Investigating a North Slope Ivrulik teaches students about a sod-covered, half-underground house found in northern Alaska and the Iñupiaq people who lived in them, through archaeological and historical inquiry.
In this investigation students will study the semi-subterranean sod house used by the Iñupiat (northern Eskimos) of the North Slope of Alaska. The investigation is comprehensive and uses the most authentic data sources available. It is organized into four instructional parts and an assessment which can be separated and taught over several days.
- Part One introduces Mr. George Leavitt and gives the students background information on the geographic location of the Ivrulik site they will be studying.

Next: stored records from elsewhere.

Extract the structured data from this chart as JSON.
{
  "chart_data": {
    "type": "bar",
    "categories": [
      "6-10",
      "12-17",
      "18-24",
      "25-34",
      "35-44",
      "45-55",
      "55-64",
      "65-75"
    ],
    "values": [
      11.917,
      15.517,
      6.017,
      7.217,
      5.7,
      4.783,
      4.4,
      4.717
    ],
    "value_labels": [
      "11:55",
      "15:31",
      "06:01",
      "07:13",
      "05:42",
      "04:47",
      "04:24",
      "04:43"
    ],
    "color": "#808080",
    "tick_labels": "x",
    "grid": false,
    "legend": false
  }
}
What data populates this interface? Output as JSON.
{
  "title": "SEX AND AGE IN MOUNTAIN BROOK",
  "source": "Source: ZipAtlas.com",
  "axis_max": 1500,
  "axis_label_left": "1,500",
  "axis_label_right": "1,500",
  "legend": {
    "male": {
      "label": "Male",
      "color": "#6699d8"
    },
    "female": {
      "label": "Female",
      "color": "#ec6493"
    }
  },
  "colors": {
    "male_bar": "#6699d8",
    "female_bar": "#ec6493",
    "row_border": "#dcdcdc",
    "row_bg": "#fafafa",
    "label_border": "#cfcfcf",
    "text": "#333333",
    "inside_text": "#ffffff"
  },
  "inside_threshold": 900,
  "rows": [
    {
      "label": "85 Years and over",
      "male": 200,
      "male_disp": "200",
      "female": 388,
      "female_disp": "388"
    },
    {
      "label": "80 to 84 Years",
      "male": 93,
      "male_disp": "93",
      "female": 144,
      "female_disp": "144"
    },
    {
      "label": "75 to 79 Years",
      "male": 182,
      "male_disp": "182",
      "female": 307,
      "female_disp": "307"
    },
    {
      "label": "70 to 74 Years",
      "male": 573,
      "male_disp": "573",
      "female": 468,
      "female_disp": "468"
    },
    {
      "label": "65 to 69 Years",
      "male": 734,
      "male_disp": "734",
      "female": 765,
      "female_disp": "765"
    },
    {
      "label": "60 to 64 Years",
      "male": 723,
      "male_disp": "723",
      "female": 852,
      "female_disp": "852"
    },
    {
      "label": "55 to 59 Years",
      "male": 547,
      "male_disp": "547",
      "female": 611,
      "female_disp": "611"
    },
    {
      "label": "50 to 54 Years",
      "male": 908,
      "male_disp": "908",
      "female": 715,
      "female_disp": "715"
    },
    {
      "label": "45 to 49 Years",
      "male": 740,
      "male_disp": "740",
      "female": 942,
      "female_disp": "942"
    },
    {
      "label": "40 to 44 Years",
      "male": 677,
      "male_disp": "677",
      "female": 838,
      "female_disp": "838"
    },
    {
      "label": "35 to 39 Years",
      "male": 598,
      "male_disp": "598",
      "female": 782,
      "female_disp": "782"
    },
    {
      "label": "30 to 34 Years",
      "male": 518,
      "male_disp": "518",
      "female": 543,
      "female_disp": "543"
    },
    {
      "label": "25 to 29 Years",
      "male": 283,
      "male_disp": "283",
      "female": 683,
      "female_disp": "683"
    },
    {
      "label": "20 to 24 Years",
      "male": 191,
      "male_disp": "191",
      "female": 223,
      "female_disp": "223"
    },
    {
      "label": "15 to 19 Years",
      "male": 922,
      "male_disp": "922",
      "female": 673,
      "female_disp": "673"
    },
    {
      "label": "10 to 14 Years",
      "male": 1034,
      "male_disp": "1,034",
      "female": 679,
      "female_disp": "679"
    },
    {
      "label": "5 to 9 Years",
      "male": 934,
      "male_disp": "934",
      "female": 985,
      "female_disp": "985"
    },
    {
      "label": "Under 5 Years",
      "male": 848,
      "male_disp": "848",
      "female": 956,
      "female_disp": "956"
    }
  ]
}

- Part Two focuses on the history of the Ivrulik using historic photographs and information about Iñupiaq dwellings based on the information from Mr. George Leavitt and archaeologists.
- In Part Three the students work with artifacts and quadrant maps of the Ivrulik site to make inferences about how the Ivrulik was used by the Iñupiaq people.
- Part Four connects the past to the present. Students learn the importance of preserving archaeological sites and how traditional ivrulik architecture influences modern buildings that Iñupiat use today.
In the Assessment students write an expository composition describing what they learned in the investigation and draw a modern day shelter incorporating three ideas from the Iñupiaq beliefs or way of life.